Analysis¶

In addition to supporting the actual harvesting, transformation, and publishing of metadata for aggregation purposes, Combine strives to also support the analysis of groups of Records. Analysis may include looking at the use of metadata fields across Records, or viewing the results of Validation tests performed across Records.

This section will describe some areas of Combine related to analysis. This includes Analysis Jobs proper, a particular kind of Job in Combine, and analysis more broadly when looking at the results of Jobs and their Records.

Analysis Jobs¶

Analysis Jobs are a bit of an island. On the back-end, they are essentially Duplicate / Merge Jobs, and have the same input and configuration requirements. They can pull input Jobs from across Organizations and Records Groups.

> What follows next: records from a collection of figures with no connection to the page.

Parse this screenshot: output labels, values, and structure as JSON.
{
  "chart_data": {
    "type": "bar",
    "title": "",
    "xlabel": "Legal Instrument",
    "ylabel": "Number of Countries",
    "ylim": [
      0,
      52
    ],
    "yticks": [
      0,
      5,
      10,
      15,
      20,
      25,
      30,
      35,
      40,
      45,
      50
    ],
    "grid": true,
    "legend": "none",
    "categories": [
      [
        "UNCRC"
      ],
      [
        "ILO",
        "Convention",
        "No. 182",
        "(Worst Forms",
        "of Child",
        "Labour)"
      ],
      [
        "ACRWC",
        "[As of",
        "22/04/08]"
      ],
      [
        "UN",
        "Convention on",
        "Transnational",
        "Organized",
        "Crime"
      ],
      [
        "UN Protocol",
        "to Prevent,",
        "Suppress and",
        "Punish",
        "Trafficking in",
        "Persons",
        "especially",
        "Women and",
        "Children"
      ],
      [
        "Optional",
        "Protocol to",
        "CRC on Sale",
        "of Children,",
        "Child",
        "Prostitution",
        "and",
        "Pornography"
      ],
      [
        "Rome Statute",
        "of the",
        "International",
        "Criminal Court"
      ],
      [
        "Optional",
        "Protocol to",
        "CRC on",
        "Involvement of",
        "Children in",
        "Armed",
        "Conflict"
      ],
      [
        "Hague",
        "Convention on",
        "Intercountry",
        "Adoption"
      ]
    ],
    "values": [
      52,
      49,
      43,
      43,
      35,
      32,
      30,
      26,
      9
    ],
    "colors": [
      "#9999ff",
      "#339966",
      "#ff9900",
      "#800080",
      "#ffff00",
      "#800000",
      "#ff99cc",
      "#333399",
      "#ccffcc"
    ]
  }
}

Analysis Jobs differ in that they do not exist within a Record Group. They are imagined to be ephemeral, disposable Jobs used entirely for analysis purposes.

You can see previously run, or start a new Analysis Job, from the “Analysis” link from the top-most navigation.

Below, is an example of an Analysis Job comparing two Jobs, from different Record Groups. This ability to pull Jobs from different Record Groups is shared with Merge Jobs. You can see only one Job in the table, but the entire lineage of what Jobs contribute to this Analysis Job. When the Analysis Job is deleted, none of the other Jobs will be touched (and currently, they are not aware of the Analysis Job in their own lineage).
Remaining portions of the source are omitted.